Ich werde nie vergessen, wie Felix, Jack Hawkins und ich im Musterungsbüro saßen, uns gegenseitig ansahen und ständig wiederholten: »Ich gehe, wenn du gehst« oder »Wenn du einrückst, rück ich auch ein«. Ich kann mich nicht erinnern, wer als Erster die Hand hob und den Eid schwor, jedenfalls habe ich ihm nie verziehen.
Trotz meines Antrags auf Einsatz im Luftaufnahmen-Kommando oder bei der Spionageabwehr fand so ein hinterhältiger Unteroffizier im Trainingslager heraus, dass ich einer dieser Autoraser aus Kalifornien war, und schickte mich auf die Flugzeugmechanikerschule. Nachdem ich diese absolviert hatte, verlangte die Air Force meine Versetzung nach Hickam Field, Hawaii, wo ich die riesigen 28-Zylinder-Radialmotoren auf die C-97-Stratosphärenkreuzer montieren musste. Das waren große Propellermaschinen, von der Air Force als Transportmaschinen eingesetzt, mit denen sie dringend benötigtes Personal und Nachschub nach Korea flog, um dann Verwundete in Krankenhäuser in die Staaten zu bringen.

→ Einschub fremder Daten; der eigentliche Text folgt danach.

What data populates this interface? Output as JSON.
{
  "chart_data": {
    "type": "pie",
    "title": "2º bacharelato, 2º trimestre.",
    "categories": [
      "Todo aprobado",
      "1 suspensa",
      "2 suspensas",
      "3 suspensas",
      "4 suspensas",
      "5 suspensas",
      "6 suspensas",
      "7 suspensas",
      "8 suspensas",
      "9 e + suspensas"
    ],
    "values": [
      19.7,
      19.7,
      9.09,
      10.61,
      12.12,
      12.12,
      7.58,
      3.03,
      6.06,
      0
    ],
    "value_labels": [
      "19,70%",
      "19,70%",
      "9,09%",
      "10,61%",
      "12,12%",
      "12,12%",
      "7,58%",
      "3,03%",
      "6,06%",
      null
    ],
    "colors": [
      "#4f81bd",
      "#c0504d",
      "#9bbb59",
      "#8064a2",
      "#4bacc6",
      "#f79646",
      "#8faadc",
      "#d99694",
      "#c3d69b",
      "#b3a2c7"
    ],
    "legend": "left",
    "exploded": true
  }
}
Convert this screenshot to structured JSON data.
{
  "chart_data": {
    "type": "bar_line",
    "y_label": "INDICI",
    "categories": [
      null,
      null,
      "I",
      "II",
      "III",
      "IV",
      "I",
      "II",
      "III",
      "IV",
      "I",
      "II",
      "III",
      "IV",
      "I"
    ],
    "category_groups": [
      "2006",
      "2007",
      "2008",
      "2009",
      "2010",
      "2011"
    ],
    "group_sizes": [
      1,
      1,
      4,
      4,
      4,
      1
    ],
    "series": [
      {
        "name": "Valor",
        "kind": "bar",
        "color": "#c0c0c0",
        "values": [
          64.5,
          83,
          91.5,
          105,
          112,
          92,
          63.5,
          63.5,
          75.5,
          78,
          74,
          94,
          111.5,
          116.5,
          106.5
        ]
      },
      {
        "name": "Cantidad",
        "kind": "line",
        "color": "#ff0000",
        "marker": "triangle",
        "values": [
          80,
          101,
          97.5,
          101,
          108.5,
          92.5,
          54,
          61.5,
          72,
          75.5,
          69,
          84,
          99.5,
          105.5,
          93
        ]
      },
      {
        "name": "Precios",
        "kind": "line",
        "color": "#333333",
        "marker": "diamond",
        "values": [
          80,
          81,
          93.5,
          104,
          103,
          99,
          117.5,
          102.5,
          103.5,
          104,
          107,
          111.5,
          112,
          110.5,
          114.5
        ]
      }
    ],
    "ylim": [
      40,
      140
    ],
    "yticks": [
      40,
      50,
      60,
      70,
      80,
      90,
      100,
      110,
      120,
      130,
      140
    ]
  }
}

In den drei Jahren, in denen ich auf Oahu stationiert war, durchstreifte ich mit meinen Kumpels, Dave Anderson und Al Giordano, einem mutigen, witzigen Italiener, der als Modell für Al Giordano in meinen Büchern dienen sollte, den tiefen Dschungel der Insel, um abgestürzte Flugzeuge, frühgeschichtliche hawaiianische Begräbnishöhlen und verschwundene Menschen zu suchen. Ich erinnere mich nicht, irgendetwas gefunden zu haben. Wir wurden auch bereits früh zu Tauchfreaks. Das war Ende 1951, und es gab wenig von dem, was man heute an Taucherausrüstung braucht. Wir fertigten unsere eigenen Kamera-Unterwassergehäuse, Lanzengewehre und Flöße an. Meine erste Maske war ein unheimliches Ding aus Frankreich, das das ganze Gesicht verdeckte, mit zwei Schnorcheln, die mit Tischtennisbällen ausgestattet waren, um das Wasser abzuhalten. Soweit ich mich erinnern kann, waren sie aus elastischem Gummi. Die ersten serienmäßig produzierten Tauchflossen passten einem an die Füße wie Hauspantoffeln mit herabhängenden Lappen.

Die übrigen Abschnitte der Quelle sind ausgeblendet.